Python 3 Object Oriented Programming
Credits
About the Author
About the Reviewers
Preface
1. Object-oriented Design FREE CHAPTER 2. Objects in Python 3. When Objects are Alike 4. Expecting the Unexpected 5. When to Use Object-oriented Programming 6. Python Data Structures 7. Python Object-oriented Shortcuts 8. Python Design Patterns I 9. Python Design Patterns II 10. Files and Strings 11. Testing Object-oriented Programs 12. Common Python 3 Libraries Index

Specifying attributes and behaviors


We now have a grasp on some basic object-oriented terminology. Objects are instances of classes that can be associated with each other. An object instance is a specific object with its own set of data and behaviors; a specific orange on the table in front of us is said to be an instance of the general class of oranges. That's simple enough, but what are these data and behaviors that are associated with each object?

Data describes objects

Let's start with data. Data typically represents the individual characteristics of a certain object. A class of objects can define specific characteristics that are shared by all instances of that class. Each instance can then have different data values for the given characteristics. For example, our three oranges on the table (if we haven't eaten any) could each have a different weight. The orange class could then have a weight attribute. All instances of the orange class have a weight attribute, but each orange might have a different value for this weight. Attributes don't have to be unique though; any two oranges may weigh the same amount. As a more realistic example, two objects representing different customers might have the same value for a first name attribute.

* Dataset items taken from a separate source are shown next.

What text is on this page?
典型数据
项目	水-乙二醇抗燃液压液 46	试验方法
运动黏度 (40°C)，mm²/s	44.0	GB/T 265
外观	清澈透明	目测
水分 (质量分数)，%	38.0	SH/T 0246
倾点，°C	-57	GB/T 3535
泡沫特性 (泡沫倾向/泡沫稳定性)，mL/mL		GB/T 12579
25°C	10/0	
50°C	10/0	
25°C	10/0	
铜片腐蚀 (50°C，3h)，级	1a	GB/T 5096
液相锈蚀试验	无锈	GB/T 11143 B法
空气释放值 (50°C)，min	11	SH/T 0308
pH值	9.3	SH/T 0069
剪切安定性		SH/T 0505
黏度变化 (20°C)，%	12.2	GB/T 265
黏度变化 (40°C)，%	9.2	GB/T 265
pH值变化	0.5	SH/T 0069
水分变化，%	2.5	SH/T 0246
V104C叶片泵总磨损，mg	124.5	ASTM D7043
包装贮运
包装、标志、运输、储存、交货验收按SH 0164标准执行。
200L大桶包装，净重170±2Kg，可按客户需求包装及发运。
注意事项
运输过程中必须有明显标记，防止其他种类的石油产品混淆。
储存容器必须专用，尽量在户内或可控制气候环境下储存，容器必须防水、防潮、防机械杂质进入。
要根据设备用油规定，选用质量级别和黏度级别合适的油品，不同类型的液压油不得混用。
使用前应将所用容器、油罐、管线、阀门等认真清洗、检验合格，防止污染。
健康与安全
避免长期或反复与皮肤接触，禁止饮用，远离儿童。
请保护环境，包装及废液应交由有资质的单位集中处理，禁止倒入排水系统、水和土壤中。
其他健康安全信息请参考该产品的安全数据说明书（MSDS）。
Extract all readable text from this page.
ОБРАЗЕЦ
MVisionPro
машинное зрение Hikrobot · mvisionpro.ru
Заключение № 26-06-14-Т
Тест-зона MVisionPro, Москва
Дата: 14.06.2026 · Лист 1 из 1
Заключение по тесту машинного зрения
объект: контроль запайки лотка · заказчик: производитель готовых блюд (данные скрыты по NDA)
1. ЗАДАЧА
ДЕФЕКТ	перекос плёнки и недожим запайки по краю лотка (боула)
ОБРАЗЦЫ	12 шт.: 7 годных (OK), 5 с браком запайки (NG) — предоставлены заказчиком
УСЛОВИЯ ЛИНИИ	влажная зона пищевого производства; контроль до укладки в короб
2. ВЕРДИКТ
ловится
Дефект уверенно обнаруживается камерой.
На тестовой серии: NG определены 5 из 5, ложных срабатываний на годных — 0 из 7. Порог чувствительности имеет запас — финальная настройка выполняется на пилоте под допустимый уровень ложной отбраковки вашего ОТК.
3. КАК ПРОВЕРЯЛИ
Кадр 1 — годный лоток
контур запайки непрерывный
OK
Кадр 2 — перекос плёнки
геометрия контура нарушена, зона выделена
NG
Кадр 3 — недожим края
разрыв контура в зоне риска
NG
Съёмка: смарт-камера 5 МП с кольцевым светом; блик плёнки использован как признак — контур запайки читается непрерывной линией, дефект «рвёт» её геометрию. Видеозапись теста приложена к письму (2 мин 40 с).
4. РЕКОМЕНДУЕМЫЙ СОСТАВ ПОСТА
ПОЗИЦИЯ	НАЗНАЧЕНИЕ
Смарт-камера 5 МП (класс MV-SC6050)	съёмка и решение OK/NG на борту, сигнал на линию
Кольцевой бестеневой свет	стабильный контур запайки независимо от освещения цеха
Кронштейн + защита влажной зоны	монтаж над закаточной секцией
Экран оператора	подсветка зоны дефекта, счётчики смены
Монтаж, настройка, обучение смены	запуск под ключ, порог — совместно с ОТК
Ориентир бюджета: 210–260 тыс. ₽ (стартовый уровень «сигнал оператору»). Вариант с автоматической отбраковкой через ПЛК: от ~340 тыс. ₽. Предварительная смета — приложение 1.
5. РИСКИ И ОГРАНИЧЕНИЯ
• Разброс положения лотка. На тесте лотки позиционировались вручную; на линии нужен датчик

Attributes are frequently referred to as properties. Some authors suggest that the two terms have different meanings, usually that attributes are settable, while properties are read only. In Python, the concept of "read only" is not really used, so throughout this book we'll see the two terms used interchangeably. In addition, as we'll discuss in Chapter 5, the property keyword has a special meaning in Python for a particular kind of attribute.

In our fruit inventory application, the fruit farmer may want to know what orchard the orange came from, when it was picked, and how much it weighs. They might also want to keep track of where each basket is stored. Apples might have a color attribute and barrels might come in different sizes. Some of these properties may also belong to multiple classes (we may want to know when apples are picked, too), but for this first example, let's just add a few different attributes to our class diagram:

Depending on how detailed our design needs to be, we can also specify the type for each attribute. Attribute types are often primitives that are standard to most programming languages, such as integer, floating-point number, string, byte, or boolean. However, they can also represent data structures such as lists, trees, or graphs, or, most notably, other classes. This is one area where the design stage can overlap with the programming stage. The various primitives or objects available in one programming language may be somewhat different from what is available in other languages. Usually we don't need to concern ourselves with this at the design stage, as implementation-specific details are chosen during the programming stage. Use generic names and we'll be fine. If our design calls for a list container type, the Java programmers can choose to use a LinkedList or an ArrayList when implementing it, while the Python programmers (that's us!) can choose between the list built-in and a tuple.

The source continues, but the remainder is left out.